Graveyard, Cowpark, Co. Limerick

Co. Limerick |

Burial Grounds

Graveyard, Cowpark, Co. Limerick

There is a field in County Limerick where children were buried without leaving any trace that modern eyes can read.

No headstones, no boundary wall, no low kerbing stones pushing up through the grass. A stream runs nearby, marking the edge of the townland, and that is more or less all that announces itself. The site sits in open grassland to the south of what was once Killeen Church, and were it not for the documentary record, there would be no way of knowing it had ever served as a burial ground at all.

The earliest reliable description comes from the Ordnance Survey Field Name Books, compiled in the early nineteenth century, which noted plainly that "the ruins of Killeen Church and burial ground for still born children is situated here." The first edition six-inch Ordnance Survey map, produced around the same period, depicted the church alongside a square-shaped graveyard adjoining its southern side, with the graveyard boundary rendered in dotted outline, a cartographic convention suggesting something already uncertain or degraded even then.
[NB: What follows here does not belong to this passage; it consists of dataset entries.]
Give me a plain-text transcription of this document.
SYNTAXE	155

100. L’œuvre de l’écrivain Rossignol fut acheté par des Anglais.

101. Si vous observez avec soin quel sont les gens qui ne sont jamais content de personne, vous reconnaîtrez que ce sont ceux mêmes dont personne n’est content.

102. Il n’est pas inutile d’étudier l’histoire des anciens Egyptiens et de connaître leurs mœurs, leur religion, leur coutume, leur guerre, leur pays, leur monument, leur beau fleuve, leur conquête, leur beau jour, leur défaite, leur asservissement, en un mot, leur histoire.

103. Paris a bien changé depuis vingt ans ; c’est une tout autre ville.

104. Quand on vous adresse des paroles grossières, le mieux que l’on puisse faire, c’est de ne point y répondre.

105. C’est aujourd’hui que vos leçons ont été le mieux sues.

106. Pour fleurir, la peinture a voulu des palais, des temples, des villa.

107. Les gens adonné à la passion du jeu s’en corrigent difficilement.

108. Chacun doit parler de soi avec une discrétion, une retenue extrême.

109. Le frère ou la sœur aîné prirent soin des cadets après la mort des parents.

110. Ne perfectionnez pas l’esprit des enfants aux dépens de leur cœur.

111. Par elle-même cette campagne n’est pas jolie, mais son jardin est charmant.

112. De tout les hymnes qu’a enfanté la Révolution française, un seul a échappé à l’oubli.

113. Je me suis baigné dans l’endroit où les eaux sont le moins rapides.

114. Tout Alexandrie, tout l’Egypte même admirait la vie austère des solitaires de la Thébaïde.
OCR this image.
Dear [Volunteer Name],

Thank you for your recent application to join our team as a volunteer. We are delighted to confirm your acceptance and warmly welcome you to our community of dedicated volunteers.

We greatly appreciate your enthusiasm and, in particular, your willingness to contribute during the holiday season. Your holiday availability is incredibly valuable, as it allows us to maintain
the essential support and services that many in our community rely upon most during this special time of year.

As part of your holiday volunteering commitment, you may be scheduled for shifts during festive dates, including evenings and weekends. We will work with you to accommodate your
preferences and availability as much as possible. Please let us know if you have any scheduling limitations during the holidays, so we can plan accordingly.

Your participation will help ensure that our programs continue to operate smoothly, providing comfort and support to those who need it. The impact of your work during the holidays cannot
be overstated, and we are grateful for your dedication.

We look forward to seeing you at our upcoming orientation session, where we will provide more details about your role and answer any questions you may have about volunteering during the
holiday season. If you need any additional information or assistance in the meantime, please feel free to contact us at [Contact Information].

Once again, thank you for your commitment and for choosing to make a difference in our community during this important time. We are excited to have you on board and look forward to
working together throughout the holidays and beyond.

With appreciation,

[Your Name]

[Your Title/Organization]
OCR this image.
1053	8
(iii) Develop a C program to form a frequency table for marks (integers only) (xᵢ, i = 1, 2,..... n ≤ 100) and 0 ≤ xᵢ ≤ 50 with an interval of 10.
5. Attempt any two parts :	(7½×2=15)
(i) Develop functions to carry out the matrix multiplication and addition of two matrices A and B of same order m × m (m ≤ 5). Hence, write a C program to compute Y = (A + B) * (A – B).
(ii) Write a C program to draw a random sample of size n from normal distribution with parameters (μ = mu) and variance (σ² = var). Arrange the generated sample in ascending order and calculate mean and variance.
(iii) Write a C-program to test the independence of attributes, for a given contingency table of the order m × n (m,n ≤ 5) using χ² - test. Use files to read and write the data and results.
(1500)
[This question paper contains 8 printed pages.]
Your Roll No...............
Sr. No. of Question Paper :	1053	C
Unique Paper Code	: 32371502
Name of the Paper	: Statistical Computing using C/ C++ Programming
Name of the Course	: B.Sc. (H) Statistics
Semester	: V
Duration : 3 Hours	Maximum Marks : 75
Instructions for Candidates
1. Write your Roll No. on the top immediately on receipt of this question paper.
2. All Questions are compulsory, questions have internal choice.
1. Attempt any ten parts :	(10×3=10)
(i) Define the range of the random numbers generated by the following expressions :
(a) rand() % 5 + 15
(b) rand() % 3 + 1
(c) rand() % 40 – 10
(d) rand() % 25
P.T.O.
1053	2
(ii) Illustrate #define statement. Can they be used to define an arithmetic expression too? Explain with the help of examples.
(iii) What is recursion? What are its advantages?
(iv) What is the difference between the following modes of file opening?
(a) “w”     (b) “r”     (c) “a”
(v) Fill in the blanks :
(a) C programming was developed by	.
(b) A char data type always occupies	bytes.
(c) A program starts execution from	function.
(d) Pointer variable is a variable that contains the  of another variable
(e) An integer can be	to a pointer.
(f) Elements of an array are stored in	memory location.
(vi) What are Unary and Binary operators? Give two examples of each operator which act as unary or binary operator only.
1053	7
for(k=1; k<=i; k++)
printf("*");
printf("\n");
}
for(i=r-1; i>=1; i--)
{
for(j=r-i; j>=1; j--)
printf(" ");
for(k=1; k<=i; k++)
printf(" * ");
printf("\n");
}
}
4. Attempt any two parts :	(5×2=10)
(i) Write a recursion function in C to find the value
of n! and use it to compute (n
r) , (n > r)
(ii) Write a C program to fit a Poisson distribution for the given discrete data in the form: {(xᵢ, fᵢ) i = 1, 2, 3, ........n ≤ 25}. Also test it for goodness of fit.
By the time the revised editions of the OS maps were produced, the graveyard had disappeared from the record entirely. What the maps hint at, and the archaeology broadly supports, is a site with medieval origins that was later adapted, as happened in many parts of Ireland, into a cillin. A cillin, sometimes spelled killeen, was an unconsecrated burial ground used for those excluded from church burial: unbaptised infants above all, but also sometimes suicides or strangers. The word killeen embedded in the church's placename may itself preserve a memory of this function.

The site lies in the townland of Cowpark, with the townland boundary with Killeen roughly fifty metres to the west, marked by the stream. An aerial photograph taken in March 2006 as part of the Archaeological Survey of Ireland recorded no visible gravemarkers or boundary features from the air, and ground survey has confirmed the same absence at surface level. For anyone visiting, there is little to see in the conventional sense, which is rather the point. The grassland keeps its own counsel. What a visitor can do is orient themselves by the church remains to the north and look southward across the open ground, knowing that the dotted line on an old map once enclosed something that mattered quietly to the people who used it.